- Born: 4 August 1946 Kathmandu, Nepal
- Died: 1 June 2001 (aged 54) Narayanhity Royal Palace, Kathmandu, Nepal
- Cause of death: Assassination (gunshot wounds)

Names
- Jayanti Rajya Lakshmi Devi Shah of Nepal
- House: Shah dynasty (by birth)
- Father: Prince Basundhara of Nepal
- Mother: Princess Helen of Nepal
- Religion: Hinduism

= Princess Jayanti of Nepal =

Princess Jayanti Rajya Lakshmi Devi Shah of Nepal (4 August 1946 – 1 June 2001) was a member of the Nepalese royal family. She was a granddaughter of King Tribhuvan of Nepal. An active social worker, she was known for her contributions to cancer relief programs in Nepal. She was one of the members of the Nepalese royal family who were killed in the June 2001 Nepalese royal massacre.

==Early life and education==

Princess Jayanti was the first daughter of Prince Basundhara of Nepal and his first wife Princess Helen Shah of Nepal. Princess Jayanti was educated in Woodstock School, an international residential school in Mussoorie, Uttarakhand, India, and in Loreto Convent, Darjeeling. She graduated from Tribhuvan University in 1970.

==Social works==

Princess Jayanti made significant contributions to cancer relief programs in Nepal.
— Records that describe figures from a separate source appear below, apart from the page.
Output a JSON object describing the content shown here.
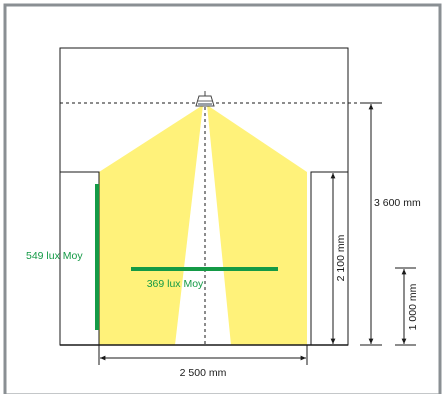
{
  "colors": {
    "outer_border": "#8a8f93",
    "line": "#1a1a1a",
    "beam": "#fff27a",
    "measure": "#149a46"
  },
  "icons": {
    "luminaire": "pendant-light-icon"
  },
  "labels": {
    "ceiling_height": "3 600 mm",
    "shelf_height": "2 100 mm",
    "measure_height": "1 000 mm",
    "aisle_width": "2 500 mm",
    "vertical_lux": "549 lux Moy",
    "horizontal_lux": "369 lux Moy"
  }
}
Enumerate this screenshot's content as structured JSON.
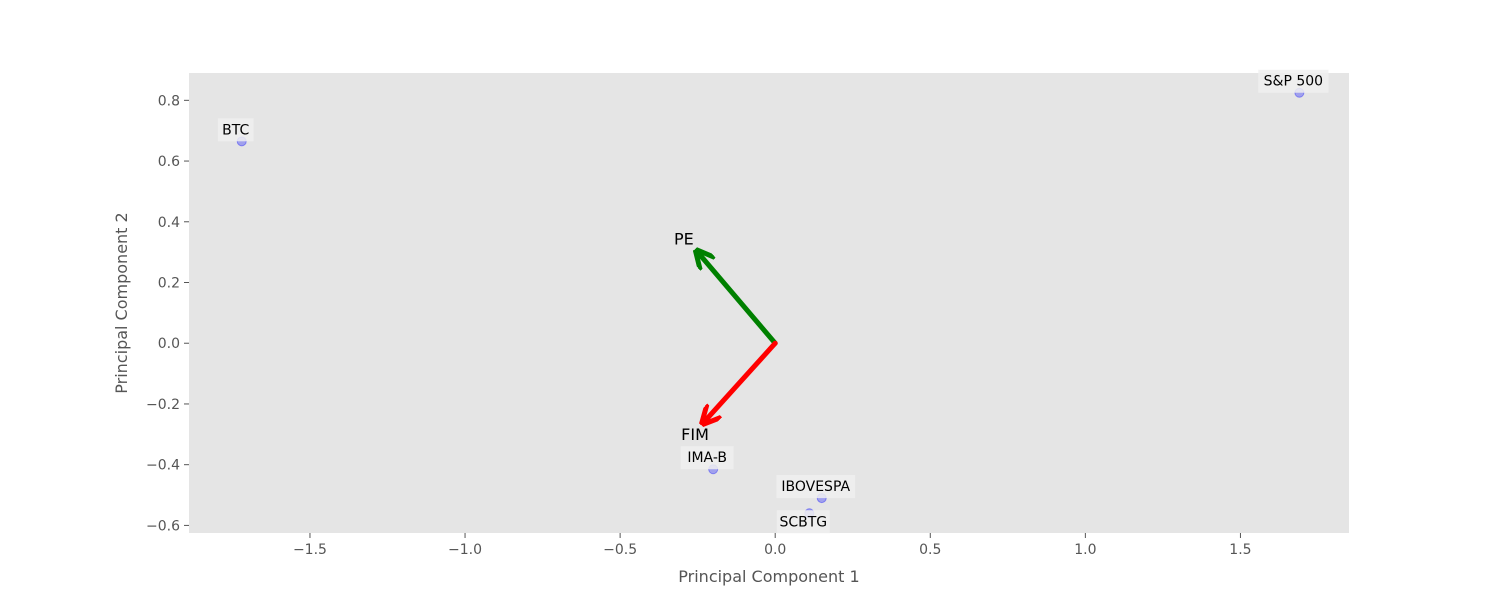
{
  "chart_data": {
    "type": "scatter",
    "xlabel": "Principal Component 1",
    "ylabel": "Principal Component 2",
    "xlim": [
      -1.89,
      1.85
    ],
    "ylim": [
      -0.625,
      0.89
    ],
    "x_ticks": [
      -1.5,
      -1.0,
      -0.5,
      0.0,
      0.5,
      1.0,
      1.5
    ],
    "x_tick_labels": [
      "−1.5",
      "−1.0",
      "−0.5",
      "0.0",
      "0.5",
      "1.0",
      "1.5"
    ],
    "y_ticks": [
      0.8,
      0.6,
      0.4,
      0.2,
      0.0,
      -0.2,
      -0.4,
      -0.6
    ],
    "y_tick_labels": [
      "0.8",
      "0.6",
      "0.4",
      "0.2",
      "0.0",
      "−0.2",
      "−0.4",
      "−0.6"
    ],
    "grid": false,
    "background": "#e5e5e5",
    "point_color": "#0000ff",
    "points": [
      {
        "label": "BTC",
        "x": -1.72,
        "y": 0.665
      },
      {
        "label": "S&P 500",
        "x": 1.69,
        "y": 0.825
      },
      {
        "label": "IMA-B",
        "x": -0.2,
        "y": -0.415
      },
      {
        "label": "IBOVESPA",
        "x": 0.15,
        "y": -0.51
      },
      {
        "label": "SCBTG",
        "x": 0.11,
        "y": -0.56
      }
    ],
    "vectors": [
      {
        "label": "PE",
        "x": -0.25,
        "y": 0.3,
        "color": "#008000"
      },
      {
        "label": "FIM",
        "x": -0.23,
        "y": -0.26,
        "color": "#ff0000"
      }
    ]
  }
}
She was the founder of the Nepal Cancer Relief Society, and was its chairperson from 1982 to 2001. She involved various international organizations to establish a cancer hospital in Nepal, raised social awareness, and led anti-smoking campaigns.

Since her childhood, Princess Jayanti had seen different members of her family suffering from heart diseases, and therefore, she tried to help people suffering from heart diseases and worked to make cardiac treatment more affordable and available to the common people of Nepal.
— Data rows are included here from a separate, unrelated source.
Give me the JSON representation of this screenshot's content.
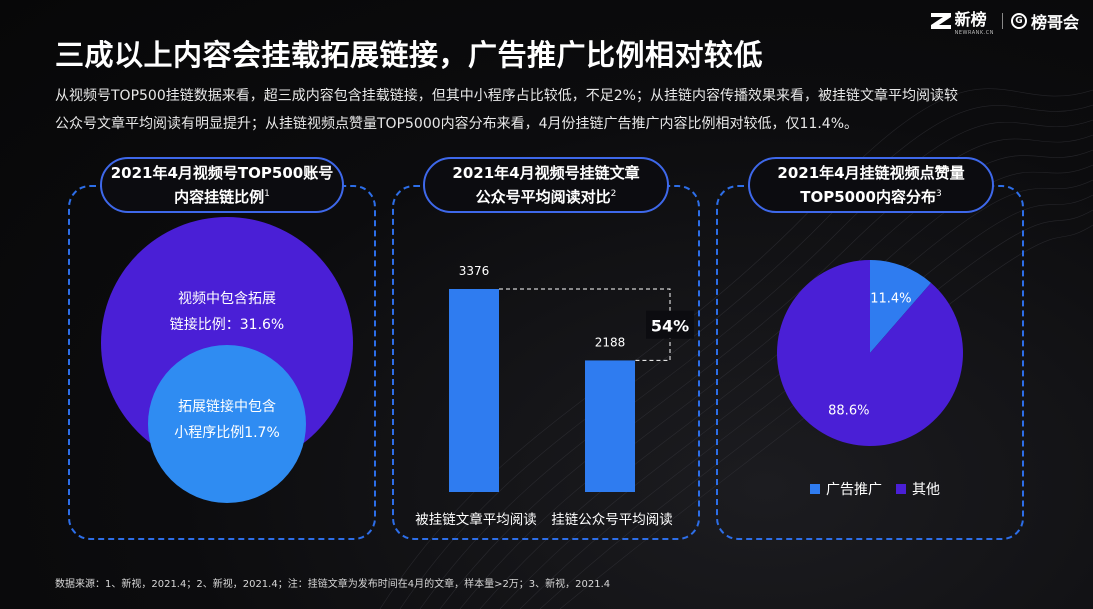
{
  "header": {
    "brand1": "新榜",
    "brand1_sub": "NEWRANK.CN",
    "brand2": "榜哥会",
    "title": "三成以上内容会挂载拓展链接，广告推广比例相对较低",
    "desc_line1": "从视频号TOP500挂链数据来看，超三成内容包含挂载链接，但其中小程序占比较低，不足2%；从挂链内容传播效果来看，被挂链文章平均阅读较",
    "desc_line2": "公众号文章平均阅读有明显提升；从挂链视频点赞量TOP5000内容分布来看，4月份挂链广告推广内容比例相对较低，仅11.4%。"
  },
  "panels": {
    "p1": {
      "title_line1": "2021年4月视频号TOP500账号",
      "title_line2": "内容挂链比例",
      "sup": "1"
    },
    "p2": {
      "title_line1": "2021年4月视频号挂链文章",
      "title_line2": "公众号平均阅读对比",
      "sup": "2"
    },
    "p3": {
      "title_line1": "2021年4月挂链视频点赞量",
      "title_line2": "TOP5000内容分布",
      "sup": "3"
    }
  },
  "chart_data": [
    {
      "type": "nested-circle",
      "outer": {
        "label_line1": "视频中包含拓展",
        "label_line2": "链接比例：31.6%",
        "value": 31.6,
        "color": "#4a1fd6"
      },
      "inner": {
        "label_line1": "拓展链接中包含",
        "label_line2": "小程序比例1.7%",
        "value": 1.7,
        "color": "#2f8cf2"
      }
    },
    {
      "type": "bar",
      "categories": [
        "被挂链文章平均阅读",
        "挂链公众号平均阅读"
      ],
      "values": [
        3376,
        2188
      ],
      "value_labels": [
        "3376",
        "2188"
      ],
      "annotation": "54%",
      "ylim": [
        0,
        3376
      ],
      "color": "#2f7cf0"
    },
    {
      "type": "pie",
      "slices": [
        {
          "name": "广告推广",
          "value": 11.4,
          "label": "11.4%",
          "color": "#2f7cf0"
        },
        {
          "name": "其他",
          "value": 88.6,
          "label": "88.6%",
          "color": "#4a1fd6"
        }
      ],
      "legend": "bottom"
    }
  ],
  "footnote": "数据来源：1、新视，2021.4；2、新视，2021.4；注：挂链文章为发布时间在4月的文章，样本量>2万；3、新视，2021.4"
}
Princess Jayanti also worked to promote tourism. In addition, she was also aware about different environmental issues. All her life she worked to raise social awareness. She attended international conferences and presented different papers in Europe and America.

==Death==

Princess Jayanti was one of the ten members of the Nepalese royal family who died in the Nepalese royal massacre. Jayanti's younger sister, Mrs. Ketaki Chester, was wounded but survived. Jayanti's mother, Princess Helen, was not present in the room at the time of the massacre and therefore survived. She was in the anteroom with the Queen Mother, Ratna, her sister-in-law.

==Legacy==

Princess Jayanti's mother, Princess Helen, established the Jayanti Memorial Trust (JMT) in her (Jayanti's) memory. The trust works to fight cardiac diseases. Besides her work for cancer relief programs, Princess Jayanti had also worked to help heart patients and to make cardiac treatment more available to the people of Nepal.

The Princess Jayanti Achievement Award Ceremony is collaboratively arranged by Hotel Annapurna and Jayanti Memorial Trust. The award is named after her and aims to empower women. Every year, it honours three female students attending Nepal Academy of Tourism and Hotel Management (NATHM) who have topped in their respective academic year.

==Honours==

=== National honours ===
- Member of the Order of the Gurkha Right Hand, 1st class.
- King Mahendra Coronation Medal (2 May 1956).
- King Birendra Coronation Medal (25 February 1975).
- Commemorative Silver Jubilee Medal of King Birendra (31 January 1997).